Garth L. Nicolson, PhD
Lab Med. 2008;39(5):291-299.

Often, patients with neurodegenerative or neurobehavioral diseases have chronic, neuropathic infections that could be important in disease inception, disease progression, or increasing the types or severities of signs and symptoms. Although controversial, the majority of patients with various neurodegenerative or neurobehavioral conditions, such as amyotrophic lateral sclerosis, multiple sclerosis, Alzheimer's disease, Parkinson's disease, and autistic spectrum disorders, show evidence of central nervous system or systemic bacterial and viral infections. For example, using serology or polymerase chain reaction evidence of Chlamydia pneumoniae, Borrelia burgdorferi, Mycoplasma species, human herpesvirus-1 and -6, and other bacterial and viral infections revealed high infection rates that were not found in control subjects. Although chronic infections were not found in some studies, and the specific role of chronic infections in neurological disease pathogenesis has not been determined or is inconclusive, the data suggest that chronic bacterial or viral infections could be common features of progressive neurodegenerative and neurobehavioral diseases.

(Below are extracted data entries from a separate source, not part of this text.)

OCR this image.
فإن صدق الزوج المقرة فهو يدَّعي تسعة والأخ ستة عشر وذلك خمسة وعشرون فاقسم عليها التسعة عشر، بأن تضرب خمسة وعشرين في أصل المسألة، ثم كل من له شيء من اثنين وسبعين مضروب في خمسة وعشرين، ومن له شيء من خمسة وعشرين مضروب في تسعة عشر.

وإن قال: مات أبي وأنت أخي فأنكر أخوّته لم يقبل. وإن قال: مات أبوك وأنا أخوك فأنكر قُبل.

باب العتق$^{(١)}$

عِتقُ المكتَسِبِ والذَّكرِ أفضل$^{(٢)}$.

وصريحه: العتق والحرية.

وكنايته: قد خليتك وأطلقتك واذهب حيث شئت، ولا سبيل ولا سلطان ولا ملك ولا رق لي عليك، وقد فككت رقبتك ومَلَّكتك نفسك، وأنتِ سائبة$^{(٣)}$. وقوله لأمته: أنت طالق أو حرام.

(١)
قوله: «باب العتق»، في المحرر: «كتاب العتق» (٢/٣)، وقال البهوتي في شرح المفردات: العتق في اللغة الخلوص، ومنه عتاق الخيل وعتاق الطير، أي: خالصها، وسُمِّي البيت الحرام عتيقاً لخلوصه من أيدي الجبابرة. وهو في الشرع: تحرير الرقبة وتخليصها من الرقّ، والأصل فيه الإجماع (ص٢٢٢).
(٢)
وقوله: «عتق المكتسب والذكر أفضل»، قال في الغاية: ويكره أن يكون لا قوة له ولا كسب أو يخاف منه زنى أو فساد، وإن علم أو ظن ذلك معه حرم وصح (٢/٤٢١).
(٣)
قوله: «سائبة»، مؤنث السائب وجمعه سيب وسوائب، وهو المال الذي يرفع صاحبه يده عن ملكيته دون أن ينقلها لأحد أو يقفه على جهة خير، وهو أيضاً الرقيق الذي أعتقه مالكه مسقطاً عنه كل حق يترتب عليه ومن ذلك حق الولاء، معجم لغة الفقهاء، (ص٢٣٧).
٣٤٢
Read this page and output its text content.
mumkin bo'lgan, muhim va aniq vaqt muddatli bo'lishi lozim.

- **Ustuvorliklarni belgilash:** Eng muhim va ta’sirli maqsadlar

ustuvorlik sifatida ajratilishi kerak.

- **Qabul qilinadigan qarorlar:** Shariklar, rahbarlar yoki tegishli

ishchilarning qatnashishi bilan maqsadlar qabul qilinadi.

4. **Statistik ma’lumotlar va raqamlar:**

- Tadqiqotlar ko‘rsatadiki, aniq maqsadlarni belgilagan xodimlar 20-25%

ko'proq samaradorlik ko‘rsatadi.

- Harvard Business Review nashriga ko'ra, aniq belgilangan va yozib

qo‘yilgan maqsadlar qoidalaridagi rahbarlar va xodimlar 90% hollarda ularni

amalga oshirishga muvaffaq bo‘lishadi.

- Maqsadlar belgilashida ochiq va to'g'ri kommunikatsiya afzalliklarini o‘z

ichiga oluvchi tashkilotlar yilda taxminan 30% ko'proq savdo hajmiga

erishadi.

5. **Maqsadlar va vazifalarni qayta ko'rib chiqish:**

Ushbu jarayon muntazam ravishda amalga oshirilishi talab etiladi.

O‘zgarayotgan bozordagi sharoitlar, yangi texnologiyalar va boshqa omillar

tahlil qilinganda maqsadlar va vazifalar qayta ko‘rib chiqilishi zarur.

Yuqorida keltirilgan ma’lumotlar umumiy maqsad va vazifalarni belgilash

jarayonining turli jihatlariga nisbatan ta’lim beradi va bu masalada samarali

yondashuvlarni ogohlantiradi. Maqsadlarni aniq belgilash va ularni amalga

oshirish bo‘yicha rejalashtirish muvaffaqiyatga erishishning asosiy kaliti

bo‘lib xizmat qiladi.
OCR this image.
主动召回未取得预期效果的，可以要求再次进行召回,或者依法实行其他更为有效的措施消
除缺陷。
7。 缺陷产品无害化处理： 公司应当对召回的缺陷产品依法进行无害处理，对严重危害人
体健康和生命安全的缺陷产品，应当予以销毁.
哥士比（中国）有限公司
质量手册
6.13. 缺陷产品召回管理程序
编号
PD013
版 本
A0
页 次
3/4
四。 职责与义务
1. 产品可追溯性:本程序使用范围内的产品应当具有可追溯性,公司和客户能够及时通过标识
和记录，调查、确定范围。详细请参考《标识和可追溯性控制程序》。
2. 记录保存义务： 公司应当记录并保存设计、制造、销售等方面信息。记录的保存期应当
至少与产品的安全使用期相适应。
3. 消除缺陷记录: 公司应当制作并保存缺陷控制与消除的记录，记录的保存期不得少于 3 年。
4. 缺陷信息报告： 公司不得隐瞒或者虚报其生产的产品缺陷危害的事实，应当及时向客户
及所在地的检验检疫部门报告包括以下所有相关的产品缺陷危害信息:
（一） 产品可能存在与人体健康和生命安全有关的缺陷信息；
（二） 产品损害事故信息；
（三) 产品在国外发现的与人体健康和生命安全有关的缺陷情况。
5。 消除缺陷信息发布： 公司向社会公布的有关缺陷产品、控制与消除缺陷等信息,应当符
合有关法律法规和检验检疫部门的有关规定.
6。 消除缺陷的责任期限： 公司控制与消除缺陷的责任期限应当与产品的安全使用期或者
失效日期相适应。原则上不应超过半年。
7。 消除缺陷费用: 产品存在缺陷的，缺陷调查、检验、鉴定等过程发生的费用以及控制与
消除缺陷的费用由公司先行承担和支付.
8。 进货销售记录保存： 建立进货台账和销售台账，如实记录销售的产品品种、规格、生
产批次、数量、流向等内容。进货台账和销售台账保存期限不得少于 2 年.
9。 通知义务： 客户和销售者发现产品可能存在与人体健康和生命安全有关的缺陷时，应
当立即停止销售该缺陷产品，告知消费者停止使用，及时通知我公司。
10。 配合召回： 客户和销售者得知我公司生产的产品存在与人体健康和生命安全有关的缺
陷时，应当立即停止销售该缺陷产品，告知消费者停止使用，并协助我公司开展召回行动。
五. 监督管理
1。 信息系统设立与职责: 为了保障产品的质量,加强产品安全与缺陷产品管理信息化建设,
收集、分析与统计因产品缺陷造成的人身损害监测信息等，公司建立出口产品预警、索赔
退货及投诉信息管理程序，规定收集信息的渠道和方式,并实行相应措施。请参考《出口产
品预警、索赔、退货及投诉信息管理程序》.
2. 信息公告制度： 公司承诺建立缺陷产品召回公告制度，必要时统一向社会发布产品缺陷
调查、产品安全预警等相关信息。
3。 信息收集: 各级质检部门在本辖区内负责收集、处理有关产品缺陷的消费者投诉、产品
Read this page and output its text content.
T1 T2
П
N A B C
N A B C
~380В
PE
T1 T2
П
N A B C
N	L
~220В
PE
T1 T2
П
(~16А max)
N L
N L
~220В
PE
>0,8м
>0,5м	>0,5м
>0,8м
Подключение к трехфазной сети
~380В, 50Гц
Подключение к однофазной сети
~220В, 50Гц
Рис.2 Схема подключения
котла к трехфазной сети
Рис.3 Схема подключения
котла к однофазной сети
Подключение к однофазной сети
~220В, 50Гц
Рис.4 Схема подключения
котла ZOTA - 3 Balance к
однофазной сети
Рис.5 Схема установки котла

Neurodegenerative diseases are chronic degenerative diseases of the central nervous system (CNS) that cause dementia. For the most part, the causes of these brain diseases remain largely unknown.[1] They are characterized by molecular and genetic changes in nerve cells that result in nerve cell degeneration and ultimately nerve dysfunction and death, resulting in neurological signs and symptoms and dementia.[1,2] In addition to neurodegenerative diseases, there are also neurobehavioral diseases that mainly, but not exclusively, appear in the young, such as autistic spectrum disorders (ASD) that encompass autism, attention deficit disorder, Asperger's syndrome, and other disorders.[3]

There appear to be genetic links to neurodegenerative and neurobehavioral diseases, but the genetic changes that occur and the changes in gene expression that have been found in these diseases are complex and not directly related to simple genetic alterations.1,4 In addition, it is thought that nutritional deficiencies, environmental toxins, heavy metals, chronic bacterial and viral infections, autoimmune immunological responses, vascular diseases, head trauma and accumulation of fluid in the brain, changes in neurotransmitter concentrations, among others, are involved in the pathogenesis of various neurodegenerative and neurobehavioral diseases.[1-3,5-8] One of the biochemical changes found in essentially all neurological, neurodegenerative, and neurobehavioral diseases is the overexpression of oxidative free radical compounds (oxidative stress) that cause lipid, protein, and genetic structural changes.[5-9]

Oxidative stress can be caused by a variety of environmental toxic insults, and when combined with genetic factors, pathogenic processes could result.[10] An attractive hypothesis for the causation or promotion of neurological disease involves chronic bacterial or viral toxic products, which result in the presence of excess reactive oxygen species and culminate in pathologic changes.[11,12]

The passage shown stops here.